The severe lack of third-party games is what worries me. If it weren't for Nintendo's own games I wouldn't have any interest at all. Nintendo HAS to get dev's on board, not by releasing half-assed games, but by releasing quality games the other consoles get that also leverage what the Wii U can do. When a new game is announced and there isn't any Wii U support, that says to me that maybe I shouldn't bother saving up for the console.
Third-party support won't return until the BigN goes back to creating consoles that are on-par with current technological standards. Why would any third-party developer want to make a second, sub-par version of their game that won't sell anyway? Sure, graphics aren't everything, but why limit yourself? I get what they were trying to do with the Wii (that is, sell to our parents). However, the WiiU doesn't hold that same waggle-appeal for parents and we're left with a console that only benefits first-party titles.
I don't want to see any company fail and Nintendo is still pulling in a profit which is great but this is my opinion not anyone else's, the wii was a very bad system that is why it got no third party support and the wii U is really not a next gem system, so third party developers are not going to want to have a watered down product of game when the ps4 and the next Xbox are capable of so much more judging by specs. I assume new Xbox will b on par w ps4. Yes Nintendo has some good exclusives but that to me is not worth buying a system for a handful of games
They actually did two huge mistakes :
1 - An incredible lack of release lineup (good ?) games.
2 - An awfull comunication on the Wii U features.
These are so big mistakes that I honestly think that they knew it but decided to "release as soon as possible" the console and probably hoped the would surf on the Wii wave.
While this could have worked (with better communication) it was still reckless...
Well at least they are trying to advertise the console, releasing solid titles and supporting the indie crowd-owait. So far the only things even worth thinking about buying on the WiiU are first party titles, maybe Nintendo should just hop out of the hardware department. Just spit-balling, but I'd be plenty happy with not buying a nintendo system and playing the games on my other consoles.

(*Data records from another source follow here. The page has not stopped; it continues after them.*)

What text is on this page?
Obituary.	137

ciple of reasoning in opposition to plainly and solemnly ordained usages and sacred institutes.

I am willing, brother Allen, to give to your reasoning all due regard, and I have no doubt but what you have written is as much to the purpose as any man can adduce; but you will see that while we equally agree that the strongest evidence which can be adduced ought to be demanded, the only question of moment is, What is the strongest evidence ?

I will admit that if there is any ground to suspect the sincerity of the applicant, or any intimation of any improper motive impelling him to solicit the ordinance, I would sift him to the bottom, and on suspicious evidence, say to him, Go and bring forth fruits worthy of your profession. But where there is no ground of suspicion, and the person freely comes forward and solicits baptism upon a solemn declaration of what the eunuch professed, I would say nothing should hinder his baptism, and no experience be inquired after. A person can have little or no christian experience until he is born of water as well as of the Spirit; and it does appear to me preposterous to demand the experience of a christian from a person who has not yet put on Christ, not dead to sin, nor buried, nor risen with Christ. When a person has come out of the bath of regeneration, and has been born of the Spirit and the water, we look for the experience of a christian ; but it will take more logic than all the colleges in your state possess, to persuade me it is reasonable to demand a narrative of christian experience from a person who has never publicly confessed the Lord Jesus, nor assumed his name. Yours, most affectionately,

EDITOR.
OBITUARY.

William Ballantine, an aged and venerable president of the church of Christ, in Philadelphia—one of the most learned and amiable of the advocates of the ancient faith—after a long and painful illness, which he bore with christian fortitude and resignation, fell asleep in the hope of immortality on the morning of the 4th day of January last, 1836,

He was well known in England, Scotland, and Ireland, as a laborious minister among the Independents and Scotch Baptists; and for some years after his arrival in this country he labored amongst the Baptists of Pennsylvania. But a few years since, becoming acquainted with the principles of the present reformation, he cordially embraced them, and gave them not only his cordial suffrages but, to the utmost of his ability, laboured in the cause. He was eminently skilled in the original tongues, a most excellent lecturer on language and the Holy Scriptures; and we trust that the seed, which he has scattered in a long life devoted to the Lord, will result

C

It's unfortunate, but not really surprising either considering that the entire industry is struggling right now. The one bit of good news is Iwata taking over as CEO of Nintendo of America. One of my main problems with Reggie has been his failure to localize quite a few Japanese games, just look at how long it took for us to get Xenoblade and The Last Story. So with Iwata involved, maybe we'll see more Japanese games make it to America.